Because deer are wild and live a very different lifestyle from cows, venison is much leaner than beef. A 3-ounce portion of venison has only 135 calories and 3 grams of fat, whereas a similar 3-ounce portion of beef has 160 calories and 6 grams of fat.
Venison is an excellent source of food for dogs that have allergies to common foods like chicken or beef.
These allergies usually leave your dog with gastrointestinal issues or itchy skin.
The great news is that venison cuts out their issues, and most dogs never have any adverse effects from eating venison.
Deer are natural wild animals. By feeding venison to your dogs, you take away all the negative things associated with farmed animals.
There are no additives given to the deer through its diet, no antibiotics, and no chemicals.
By feeding a dog deer meat, you are more closely aligning what your dog would eat if it were wild.
Raw Venison Facts
Will deer meat make my dog sick?
It is unlikely deer meat will make your dog sick. I have fed and continue to feed venison to all my dogs and never had any dog react badly to it.
However, some precautions should be taken when feeding venison to your dogs.
If you are aware that the deer was ill, do not feed it to your dogs and alert the proper authorities.
It is not recommended to feed your dog deer meat that came from a deer with EHD or CWD.
Check for foreign objects in the deer meat I am feeding my dogs. It is not unusual to find old broadheads or lead where a poor shot was made on the deer previously that it survived and the wound healed around the foreign object.
As with all raw meat, you should take proper precautions when handling venison.
- Work on a clean surface
- Discard any tainted meat
- Wear proper gloves
How much venison should I feed my dog?
When first introducing venison to your dog, feed it to them in small quantities with their regular food. Any new food can overwhelm your dogs’ digestive tract and leave them with an upset tummy.
As your dog gets used to the deer meat, you can start introducing more and more until it becomes their main portion of their diet. This should take 3 – 4 weeks.
To determine how much venison to feed your dog, you need to work out their weight and activity level.

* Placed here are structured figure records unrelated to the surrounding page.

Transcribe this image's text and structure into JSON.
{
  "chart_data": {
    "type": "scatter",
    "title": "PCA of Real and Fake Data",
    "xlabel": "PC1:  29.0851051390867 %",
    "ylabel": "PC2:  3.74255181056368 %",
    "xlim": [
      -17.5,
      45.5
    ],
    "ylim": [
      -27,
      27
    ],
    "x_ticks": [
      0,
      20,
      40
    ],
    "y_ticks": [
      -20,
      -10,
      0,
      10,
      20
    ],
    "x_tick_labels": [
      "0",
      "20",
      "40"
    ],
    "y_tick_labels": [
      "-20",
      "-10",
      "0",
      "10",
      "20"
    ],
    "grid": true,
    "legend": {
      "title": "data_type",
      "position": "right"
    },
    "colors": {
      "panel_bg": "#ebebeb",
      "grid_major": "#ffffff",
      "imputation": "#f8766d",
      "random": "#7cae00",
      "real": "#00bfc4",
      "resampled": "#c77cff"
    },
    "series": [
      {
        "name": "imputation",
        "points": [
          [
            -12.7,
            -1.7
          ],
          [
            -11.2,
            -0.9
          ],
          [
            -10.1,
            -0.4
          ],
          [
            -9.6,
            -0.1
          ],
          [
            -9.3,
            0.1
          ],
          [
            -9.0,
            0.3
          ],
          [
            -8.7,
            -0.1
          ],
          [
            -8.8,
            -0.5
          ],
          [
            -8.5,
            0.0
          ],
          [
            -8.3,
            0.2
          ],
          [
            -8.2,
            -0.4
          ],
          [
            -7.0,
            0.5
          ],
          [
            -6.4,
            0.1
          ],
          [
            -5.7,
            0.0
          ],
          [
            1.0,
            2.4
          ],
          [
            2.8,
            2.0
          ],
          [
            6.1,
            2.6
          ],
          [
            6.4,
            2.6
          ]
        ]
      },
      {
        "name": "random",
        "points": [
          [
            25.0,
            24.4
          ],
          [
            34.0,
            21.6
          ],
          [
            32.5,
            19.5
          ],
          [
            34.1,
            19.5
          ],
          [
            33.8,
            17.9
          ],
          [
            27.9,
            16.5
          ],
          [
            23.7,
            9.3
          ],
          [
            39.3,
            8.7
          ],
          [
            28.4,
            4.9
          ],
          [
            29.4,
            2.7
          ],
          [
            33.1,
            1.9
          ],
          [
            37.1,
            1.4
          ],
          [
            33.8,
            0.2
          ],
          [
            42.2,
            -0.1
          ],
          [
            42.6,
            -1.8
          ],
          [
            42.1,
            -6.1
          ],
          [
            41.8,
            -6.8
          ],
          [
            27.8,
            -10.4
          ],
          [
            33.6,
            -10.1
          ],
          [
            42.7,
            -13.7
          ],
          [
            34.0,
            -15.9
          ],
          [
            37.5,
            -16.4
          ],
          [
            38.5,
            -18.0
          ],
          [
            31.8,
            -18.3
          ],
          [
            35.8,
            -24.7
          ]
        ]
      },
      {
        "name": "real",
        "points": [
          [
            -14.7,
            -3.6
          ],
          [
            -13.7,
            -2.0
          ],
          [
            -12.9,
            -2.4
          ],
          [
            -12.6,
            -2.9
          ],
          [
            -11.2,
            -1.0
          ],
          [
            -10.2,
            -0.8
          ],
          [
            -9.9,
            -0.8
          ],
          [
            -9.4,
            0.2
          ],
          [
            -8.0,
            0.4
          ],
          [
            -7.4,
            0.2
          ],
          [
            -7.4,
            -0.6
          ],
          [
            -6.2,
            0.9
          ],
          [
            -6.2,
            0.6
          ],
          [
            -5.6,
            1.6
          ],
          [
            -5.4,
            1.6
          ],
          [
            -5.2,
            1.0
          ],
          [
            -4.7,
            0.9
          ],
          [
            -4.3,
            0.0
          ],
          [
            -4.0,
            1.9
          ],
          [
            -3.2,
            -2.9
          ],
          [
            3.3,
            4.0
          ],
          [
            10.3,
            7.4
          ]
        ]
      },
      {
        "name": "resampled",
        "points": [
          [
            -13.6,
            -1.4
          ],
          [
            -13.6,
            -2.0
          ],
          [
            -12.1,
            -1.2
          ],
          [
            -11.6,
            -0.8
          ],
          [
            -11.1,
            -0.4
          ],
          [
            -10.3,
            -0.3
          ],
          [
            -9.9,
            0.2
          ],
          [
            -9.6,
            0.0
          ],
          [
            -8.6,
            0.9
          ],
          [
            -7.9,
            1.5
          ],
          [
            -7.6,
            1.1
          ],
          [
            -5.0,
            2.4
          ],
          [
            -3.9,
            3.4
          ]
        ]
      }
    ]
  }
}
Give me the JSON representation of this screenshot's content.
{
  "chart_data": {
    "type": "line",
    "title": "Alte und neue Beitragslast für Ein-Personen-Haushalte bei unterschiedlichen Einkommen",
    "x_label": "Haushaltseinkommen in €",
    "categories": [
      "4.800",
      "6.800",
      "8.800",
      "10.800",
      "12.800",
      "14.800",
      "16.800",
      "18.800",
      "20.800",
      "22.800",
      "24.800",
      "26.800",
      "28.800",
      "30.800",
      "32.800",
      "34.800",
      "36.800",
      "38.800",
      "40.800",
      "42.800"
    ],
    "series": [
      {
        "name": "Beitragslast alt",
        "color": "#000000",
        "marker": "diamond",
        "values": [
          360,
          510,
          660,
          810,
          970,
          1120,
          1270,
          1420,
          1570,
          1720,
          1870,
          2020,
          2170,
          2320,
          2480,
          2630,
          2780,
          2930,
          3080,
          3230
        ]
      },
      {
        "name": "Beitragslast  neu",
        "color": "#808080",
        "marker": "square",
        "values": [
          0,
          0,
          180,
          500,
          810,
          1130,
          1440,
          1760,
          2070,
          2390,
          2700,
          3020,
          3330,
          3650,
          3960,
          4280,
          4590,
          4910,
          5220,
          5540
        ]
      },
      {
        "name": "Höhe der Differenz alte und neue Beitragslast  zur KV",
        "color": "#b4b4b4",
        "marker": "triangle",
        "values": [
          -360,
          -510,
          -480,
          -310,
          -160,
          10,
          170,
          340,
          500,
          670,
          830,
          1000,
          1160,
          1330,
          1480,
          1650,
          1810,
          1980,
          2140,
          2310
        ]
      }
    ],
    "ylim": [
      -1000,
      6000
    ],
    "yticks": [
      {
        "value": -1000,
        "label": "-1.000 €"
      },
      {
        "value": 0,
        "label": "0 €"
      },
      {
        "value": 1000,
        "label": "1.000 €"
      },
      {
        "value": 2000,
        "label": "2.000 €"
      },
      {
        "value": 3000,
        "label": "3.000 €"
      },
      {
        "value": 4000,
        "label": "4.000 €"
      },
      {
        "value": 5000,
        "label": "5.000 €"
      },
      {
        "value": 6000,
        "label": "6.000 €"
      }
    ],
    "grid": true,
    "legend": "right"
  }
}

So, for example, a 100lb dog with moderate activity would consume 29 ounces daily.
If you are feeding your dog a BARF diet, 70 percent of the 29 ounces would be of venison meat, 10 percent bones, 10 percent organs, and 10 percent made up of fruits and vegetables.
Dogs have been eating raw deer meat for centuries now. Venison is a healthier alternative to most commercial foods for dogs.
In my own experience, I find that my two hunting dogs love raw venison. I rarely give them any cooked food unless it’s leftover from dinner.
My dogs are working dogs and have plenty of energy to hunt on their venison diet.
When feeding your dog any new food, it’s important to monitor their behavior. Once you find that your dog has gotten used to its new venison diet, you can feed that as its main feed. Hopefully, you will see the same results as I have with my dogs.